With the banking sector facing a liquidity crunch, interest rates have skyrocketed.
“Raising funds in the current scenario will be expensive for the government as it will have to pay more interest in internal loans,” said Shrestha. “Since the government spending has remained poor, it has enough money in its treasury. So the government may not have felt the urgency to raise internal loans.”
Shrestha deems the delay in raising internal loans at the moment a right decision. He, however, said that the government could raise a certain amount of internal loans to avoid getting overburdened by internal loans in the later months.
One factor behind the delay in raising internal loans also could be the change in the budget, as the amount has been reduced.
“The main reason for not raising internal loans is because of the liquidity crunch,” said Neupane. “At a time when the private sector is struggling to get loans from the banking sector, the liquidity situation can further worsen if the government starts raising internal loans from the system.”
According to the Annual Report on Public Debt 2020-21 released recently by the Public Debt Management Office, Nepal’s domestic debt totals Rs802.94 billion while external debt amounts to Rs934.14 billion.
The country’s total outstanding debt liability stands at Rs1737.08 billion.
Bidyadhar Mallik, a former finance secretary who has also served as federal affairs minister, said that there is no point in raising internal loans until the government fails to spend available resources.

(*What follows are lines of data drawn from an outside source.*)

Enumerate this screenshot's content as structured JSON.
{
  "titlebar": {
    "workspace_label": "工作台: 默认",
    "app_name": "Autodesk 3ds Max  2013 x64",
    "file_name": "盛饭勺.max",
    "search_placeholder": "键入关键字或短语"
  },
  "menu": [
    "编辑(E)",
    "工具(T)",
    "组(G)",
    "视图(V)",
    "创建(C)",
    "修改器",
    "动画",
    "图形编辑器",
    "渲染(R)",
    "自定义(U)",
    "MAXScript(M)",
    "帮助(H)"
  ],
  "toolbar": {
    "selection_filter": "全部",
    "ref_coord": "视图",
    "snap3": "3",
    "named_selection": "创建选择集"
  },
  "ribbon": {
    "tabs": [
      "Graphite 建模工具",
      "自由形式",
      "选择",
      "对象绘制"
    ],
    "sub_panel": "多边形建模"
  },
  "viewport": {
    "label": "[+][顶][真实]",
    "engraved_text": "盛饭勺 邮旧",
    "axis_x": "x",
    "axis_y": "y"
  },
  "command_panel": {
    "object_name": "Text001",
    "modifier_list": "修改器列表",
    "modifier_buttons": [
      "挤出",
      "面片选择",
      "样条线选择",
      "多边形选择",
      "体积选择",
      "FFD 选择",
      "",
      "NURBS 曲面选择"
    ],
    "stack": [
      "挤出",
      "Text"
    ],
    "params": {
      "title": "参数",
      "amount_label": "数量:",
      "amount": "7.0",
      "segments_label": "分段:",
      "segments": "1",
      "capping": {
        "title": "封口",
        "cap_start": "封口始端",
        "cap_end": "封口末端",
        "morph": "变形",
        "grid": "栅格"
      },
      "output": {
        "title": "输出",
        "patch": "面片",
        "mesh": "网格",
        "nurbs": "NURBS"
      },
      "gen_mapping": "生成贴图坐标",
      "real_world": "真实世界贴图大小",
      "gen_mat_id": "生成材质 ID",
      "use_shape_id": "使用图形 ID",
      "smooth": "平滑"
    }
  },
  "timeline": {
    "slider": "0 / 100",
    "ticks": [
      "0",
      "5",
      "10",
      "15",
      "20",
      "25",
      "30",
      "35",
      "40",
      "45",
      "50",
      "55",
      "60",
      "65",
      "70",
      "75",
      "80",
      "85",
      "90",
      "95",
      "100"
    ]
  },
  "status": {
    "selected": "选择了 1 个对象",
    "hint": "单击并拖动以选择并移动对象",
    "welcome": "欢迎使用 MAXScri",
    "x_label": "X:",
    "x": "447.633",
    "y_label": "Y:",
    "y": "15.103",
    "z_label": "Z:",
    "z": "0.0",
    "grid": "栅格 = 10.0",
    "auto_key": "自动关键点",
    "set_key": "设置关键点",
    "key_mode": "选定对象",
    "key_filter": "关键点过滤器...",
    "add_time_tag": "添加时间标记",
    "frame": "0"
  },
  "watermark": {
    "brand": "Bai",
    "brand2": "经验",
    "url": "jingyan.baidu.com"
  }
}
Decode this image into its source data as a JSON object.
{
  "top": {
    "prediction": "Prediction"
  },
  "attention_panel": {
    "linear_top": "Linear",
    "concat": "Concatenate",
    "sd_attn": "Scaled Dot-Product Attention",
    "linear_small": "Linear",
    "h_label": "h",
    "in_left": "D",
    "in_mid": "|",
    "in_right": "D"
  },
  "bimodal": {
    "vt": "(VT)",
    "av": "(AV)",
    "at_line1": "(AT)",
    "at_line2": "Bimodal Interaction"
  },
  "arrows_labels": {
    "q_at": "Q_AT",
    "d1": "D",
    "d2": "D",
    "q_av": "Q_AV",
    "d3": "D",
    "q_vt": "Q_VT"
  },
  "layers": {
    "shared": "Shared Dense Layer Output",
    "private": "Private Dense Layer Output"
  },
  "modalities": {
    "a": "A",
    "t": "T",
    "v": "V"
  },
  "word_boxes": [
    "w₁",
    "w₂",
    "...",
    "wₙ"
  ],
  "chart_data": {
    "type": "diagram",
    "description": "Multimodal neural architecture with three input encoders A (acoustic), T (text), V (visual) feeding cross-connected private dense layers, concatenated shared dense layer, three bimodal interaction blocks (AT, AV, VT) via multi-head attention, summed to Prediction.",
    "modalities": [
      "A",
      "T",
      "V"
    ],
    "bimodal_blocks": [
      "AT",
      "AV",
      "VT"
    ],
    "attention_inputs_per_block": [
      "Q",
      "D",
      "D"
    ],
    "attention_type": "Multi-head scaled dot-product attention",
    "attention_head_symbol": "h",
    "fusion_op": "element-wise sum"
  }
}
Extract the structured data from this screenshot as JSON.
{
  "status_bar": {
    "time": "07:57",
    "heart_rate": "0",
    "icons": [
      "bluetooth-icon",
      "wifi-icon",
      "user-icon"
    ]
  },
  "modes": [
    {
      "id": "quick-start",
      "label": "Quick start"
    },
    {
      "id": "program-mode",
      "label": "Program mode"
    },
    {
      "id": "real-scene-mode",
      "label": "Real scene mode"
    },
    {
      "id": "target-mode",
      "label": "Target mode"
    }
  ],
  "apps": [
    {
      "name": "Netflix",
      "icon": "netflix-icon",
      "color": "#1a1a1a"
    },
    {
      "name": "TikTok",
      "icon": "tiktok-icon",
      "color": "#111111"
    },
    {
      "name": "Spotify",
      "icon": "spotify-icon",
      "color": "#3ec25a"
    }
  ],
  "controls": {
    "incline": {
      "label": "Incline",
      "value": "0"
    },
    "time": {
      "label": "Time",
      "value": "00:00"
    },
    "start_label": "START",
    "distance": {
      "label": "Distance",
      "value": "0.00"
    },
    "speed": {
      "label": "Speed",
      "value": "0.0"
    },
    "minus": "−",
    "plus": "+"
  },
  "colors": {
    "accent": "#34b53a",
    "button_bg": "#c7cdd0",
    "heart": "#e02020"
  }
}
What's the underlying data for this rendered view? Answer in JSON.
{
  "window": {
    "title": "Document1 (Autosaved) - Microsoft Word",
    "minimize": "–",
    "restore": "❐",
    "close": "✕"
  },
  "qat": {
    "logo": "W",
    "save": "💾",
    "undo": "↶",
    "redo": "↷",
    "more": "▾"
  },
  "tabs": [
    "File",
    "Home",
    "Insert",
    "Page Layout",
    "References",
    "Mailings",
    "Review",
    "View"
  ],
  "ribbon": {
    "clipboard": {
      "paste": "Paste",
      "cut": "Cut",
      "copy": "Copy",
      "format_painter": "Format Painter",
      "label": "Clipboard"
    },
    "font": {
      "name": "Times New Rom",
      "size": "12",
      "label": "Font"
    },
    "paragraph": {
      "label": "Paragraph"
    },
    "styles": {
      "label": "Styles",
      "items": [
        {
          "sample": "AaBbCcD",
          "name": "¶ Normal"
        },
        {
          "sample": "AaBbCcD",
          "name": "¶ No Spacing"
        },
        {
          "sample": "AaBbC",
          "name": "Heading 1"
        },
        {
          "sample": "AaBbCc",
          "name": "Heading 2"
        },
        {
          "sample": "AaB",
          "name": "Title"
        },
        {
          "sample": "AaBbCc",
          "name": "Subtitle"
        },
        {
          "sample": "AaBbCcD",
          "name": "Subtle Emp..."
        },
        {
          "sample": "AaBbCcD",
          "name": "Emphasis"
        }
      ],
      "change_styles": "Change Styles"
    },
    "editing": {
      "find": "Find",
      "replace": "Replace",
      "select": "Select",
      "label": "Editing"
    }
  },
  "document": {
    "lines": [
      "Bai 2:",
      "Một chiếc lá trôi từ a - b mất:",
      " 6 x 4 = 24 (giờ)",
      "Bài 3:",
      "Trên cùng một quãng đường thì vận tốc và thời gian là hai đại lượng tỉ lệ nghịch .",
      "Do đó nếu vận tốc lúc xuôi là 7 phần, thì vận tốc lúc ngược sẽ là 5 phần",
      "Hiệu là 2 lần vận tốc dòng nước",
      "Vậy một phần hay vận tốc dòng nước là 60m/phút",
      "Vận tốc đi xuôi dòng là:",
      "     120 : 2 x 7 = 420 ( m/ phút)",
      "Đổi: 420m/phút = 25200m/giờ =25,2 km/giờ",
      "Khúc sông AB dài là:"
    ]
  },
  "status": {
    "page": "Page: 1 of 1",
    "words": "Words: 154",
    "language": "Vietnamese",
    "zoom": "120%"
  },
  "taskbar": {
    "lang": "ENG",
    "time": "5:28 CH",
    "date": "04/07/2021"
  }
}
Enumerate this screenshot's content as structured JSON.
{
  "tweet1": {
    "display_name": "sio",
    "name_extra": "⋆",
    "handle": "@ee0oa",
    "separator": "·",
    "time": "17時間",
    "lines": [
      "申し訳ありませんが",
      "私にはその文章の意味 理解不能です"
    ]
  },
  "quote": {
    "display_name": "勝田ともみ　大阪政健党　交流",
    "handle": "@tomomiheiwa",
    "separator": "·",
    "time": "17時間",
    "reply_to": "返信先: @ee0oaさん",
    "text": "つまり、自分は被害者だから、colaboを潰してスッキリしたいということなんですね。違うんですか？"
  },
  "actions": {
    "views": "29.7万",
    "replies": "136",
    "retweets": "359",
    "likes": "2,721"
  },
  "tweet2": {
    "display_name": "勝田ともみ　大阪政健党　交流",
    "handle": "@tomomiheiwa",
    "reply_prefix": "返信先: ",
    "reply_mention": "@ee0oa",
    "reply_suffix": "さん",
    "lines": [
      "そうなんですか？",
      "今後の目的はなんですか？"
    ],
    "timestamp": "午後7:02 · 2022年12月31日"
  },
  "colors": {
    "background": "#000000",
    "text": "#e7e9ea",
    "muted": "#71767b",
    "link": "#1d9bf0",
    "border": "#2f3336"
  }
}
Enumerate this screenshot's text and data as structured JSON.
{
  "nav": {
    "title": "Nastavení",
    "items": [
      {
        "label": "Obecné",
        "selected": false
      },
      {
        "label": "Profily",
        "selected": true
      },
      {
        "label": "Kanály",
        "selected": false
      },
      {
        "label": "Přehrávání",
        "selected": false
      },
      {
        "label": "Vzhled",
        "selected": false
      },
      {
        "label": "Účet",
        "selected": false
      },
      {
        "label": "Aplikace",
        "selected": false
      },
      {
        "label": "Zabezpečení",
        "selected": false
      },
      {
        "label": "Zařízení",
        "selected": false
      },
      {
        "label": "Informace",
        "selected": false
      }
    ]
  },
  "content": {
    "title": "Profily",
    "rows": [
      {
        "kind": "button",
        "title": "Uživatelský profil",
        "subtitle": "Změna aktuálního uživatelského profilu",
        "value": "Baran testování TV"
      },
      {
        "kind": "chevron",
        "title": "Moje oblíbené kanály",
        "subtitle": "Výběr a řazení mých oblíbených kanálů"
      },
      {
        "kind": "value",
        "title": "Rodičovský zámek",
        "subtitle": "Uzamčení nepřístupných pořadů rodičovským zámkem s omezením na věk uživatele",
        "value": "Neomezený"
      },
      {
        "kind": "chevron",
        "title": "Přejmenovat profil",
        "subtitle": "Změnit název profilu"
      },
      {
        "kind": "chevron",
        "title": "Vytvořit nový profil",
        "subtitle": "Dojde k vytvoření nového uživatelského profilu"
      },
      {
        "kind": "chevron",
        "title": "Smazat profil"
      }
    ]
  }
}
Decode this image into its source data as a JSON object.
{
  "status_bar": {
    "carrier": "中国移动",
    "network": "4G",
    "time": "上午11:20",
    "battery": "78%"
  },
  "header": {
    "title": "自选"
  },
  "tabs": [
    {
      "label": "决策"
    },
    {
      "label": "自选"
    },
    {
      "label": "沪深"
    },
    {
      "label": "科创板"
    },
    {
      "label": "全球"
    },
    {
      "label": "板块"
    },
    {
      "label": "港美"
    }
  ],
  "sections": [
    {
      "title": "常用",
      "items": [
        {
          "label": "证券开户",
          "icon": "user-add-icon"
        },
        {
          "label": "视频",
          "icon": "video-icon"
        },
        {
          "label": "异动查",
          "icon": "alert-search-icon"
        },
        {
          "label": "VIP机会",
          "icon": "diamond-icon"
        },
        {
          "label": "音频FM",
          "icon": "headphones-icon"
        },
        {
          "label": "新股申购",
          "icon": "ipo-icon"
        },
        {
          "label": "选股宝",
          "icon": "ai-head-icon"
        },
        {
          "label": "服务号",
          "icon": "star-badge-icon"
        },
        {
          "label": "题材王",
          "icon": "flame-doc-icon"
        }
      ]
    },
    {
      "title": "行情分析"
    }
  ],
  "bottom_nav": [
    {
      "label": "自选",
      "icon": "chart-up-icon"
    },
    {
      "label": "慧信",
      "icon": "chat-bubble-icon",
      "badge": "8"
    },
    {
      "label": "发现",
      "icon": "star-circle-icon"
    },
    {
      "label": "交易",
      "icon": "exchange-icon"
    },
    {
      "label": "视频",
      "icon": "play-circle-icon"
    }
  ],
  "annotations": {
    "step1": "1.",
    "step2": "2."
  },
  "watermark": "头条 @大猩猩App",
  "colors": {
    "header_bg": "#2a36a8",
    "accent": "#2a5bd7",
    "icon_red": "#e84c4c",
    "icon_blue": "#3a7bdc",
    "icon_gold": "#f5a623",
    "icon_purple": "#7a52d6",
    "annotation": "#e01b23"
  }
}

“How would the government spend additional resources when it is struggling to spend the money it already has in the state coffers,” he said.
According to him, the government will end up paying higher interests if it needlessly raises internal loans when there is a liquidity crunch in the banking sector. “It will also deprive the private sector of necessary financial resources,” said Mallik.
While political instability has been the bane of Nepal’s economy, it was further pulled down by the Covid-19 pandemic. The road to recovery still looks rocky. The government, however, can at least stimulate the economy by channelling resources and expediting spending, experts say.
“If the government starts spending its resources, money will flow into the banking sector. Once banks and financial institutions fund the private sectors, it would lead to increased economic activities,” said Mallik.
After the 2017 elections, the country was expected to see a steady growth, as a strong government was in place with a mandate to govern for the full five years. However, infighting in the then ruling Nepal Communist Party (NCP) led to the fall of KP Sharma Oli government in July this year.
Nepal was back to coalition government days. Experts and analysts say a coalition government has its own problems, which usually hamstring economic activities also because different parties have different interests.
Officials at the Public Debt Management Office say since spending has been poor, the Open Market Operation Committee has recommended raising debts in small amounts for now in view of the liquidity crunch.
“The committee has also suggested raising larger amounts of domestic debts in later months of the fiscal year after the liquidity situation eases,” said the official.